瘦竹竿直勾勾地盯著小石頭,還想著拜師的事,渾渾噩噩地道,“你說綠柳山莊那個姓趙的?”
“就他。”
“不認識……不過我後來無意中好像聽趙堂主提過一句,說趙天河跟他一個級別,但他其實本來不姓趙。”瘦竹竿道。
“那姓什麼?”我心裡一動。
瘦竹竿看著小石頭好半晌,“那你能不能讓我拜高人小姐為師?”
我又是好氣又是好笑,不過這人看起來腦子的確有些不大靈光,只不過小石頭這樣聰慧的妹子,會收他這種大傻蛋才怪呢!
“趕緊說,有空我替你說說好話。”
瘦竹竿一聽,頓時咧嘴笑了,“好好好,那我告訴你!趙堂主好像說,那個人……跟綠柳山莊的,是一家的。我當時還奇怪,一家的為什麼要打來打去。”
我聽得一怔,看了他幾眼。
這人傻乎乎的,不像是假裝。
難道這趙天河,其實也是莊家人,只是不知出於什麼緣故,要把莊家給滅了?
這當中的事情,我一時也琢磨不透,只能暫時放在一邊。
這時候,就聽樓道那邊傳來一陣腳步聲響。
過了片刻,就見一群人從樓梯口上來。
“在那!”那兄妹倆領頭,身後跟著好些衣衫襤褸,神色憔悴的人。
看他們的樣子,應該就是被西風堂抓來囚禁起來的人。
“多謝兩位的救命之恩!”當中一個身材高瘦的老人走上前來,朝我和小石頭微微欠身。
其餘人也紛紛表示感謝。
我倆也回了一禮。
“這是我師父,這次多虧你們了!”那妹妹眉開眼笑地道。
高瘦老人微微一笑,朝我們拱手道:“在下徐州曹文清。”
那妹妹立即在一旁介紹道,“我師父是徐州傳統文化協會會長!”
我有些意外,沒想到這位老人居然是傳文協會徐州分會長,這麼大一個人物,也淪為階下囚,可見這西風堂的確有點東西。

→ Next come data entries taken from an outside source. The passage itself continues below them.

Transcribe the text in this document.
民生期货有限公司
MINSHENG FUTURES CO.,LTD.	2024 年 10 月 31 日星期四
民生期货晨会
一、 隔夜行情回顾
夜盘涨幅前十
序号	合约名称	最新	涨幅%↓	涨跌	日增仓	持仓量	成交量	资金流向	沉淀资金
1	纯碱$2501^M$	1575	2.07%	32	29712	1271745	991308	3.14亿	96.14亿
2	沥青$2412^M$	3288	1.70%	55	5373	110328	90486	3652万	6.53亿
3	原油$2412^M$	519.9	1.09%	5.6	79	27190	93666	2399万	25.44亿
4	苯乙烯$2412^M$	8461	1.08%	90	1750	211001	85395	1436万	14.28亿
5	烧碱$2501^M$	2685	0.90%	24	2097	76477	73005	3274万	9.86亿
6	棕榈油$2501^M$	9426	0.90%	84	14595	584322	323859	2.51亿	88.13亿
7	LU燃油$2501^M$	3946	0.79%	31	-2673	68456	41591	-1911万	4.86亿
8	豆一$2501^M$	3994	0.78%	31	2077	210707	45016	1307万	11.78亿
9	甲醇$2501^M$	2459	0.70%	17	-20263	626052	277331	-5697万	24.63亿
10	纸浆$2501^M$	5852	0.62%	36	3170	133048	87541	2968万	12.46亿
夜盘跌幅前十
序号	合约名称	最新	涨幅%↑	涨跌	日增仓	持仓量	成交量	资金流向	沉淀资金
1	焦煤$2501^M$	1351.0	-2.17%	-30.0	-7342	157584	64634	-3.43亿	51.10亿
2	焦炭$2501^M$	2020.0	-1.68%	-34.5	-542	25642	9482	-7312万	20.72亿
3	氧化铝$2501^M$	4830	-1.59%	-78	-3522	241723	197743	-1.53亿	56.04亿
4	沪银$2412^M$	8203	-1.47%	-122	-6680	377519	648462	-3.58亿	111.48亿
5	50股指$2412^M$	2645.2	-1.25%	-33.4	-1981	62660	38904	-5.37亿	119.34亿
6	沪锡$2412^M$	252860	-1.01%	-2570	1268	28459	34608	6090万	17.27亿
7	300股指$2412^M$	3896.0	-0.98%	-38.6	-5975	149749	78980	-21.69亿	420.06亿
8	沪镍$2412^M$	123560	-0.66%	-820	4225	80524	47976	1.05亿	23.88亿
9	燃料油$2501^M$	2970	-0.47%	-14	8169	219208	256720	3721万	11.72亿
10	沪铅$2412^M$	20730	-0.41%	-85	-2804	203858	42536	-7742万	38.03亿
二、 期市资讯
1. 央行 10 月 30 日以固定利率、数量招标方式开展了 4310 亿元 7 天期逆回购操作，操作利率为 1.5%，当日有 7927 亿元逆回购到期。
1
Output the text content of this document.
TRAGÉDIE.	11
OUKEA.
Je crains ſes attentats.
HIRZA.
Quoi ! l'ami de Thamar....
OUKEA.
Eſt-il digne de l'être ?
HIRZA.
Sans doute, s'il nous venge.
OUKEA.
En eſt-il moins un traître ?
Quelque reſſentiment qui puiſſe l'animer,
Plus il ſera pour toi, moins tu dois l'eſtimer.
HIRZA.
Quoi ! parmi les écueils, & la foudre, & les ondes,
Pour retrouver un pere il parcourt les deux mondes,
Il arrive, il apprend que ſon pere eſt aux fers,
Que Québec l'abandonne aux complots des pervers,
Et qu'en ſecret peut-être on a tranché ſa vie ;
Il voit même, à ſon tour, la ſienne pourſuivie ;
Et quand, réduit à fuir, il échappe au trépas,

曹文清瞪了徒弟一眼,笑道:“不知二位恩人怎麼稱呼?”
我還沒來得及說話,那妹妹又搶著介紹,“師父我知道!這兩位呀,是吹吹打打喪葬二人組!”
“胡說什麼!”曹文清呵斥了一句,“不好意思啊兩位,我這小徒弟成天傻呵呵的,糊塗的很。”
那妹妹一聽,頓時就不樂意了,還想分辯,好歹被她哥給按住了。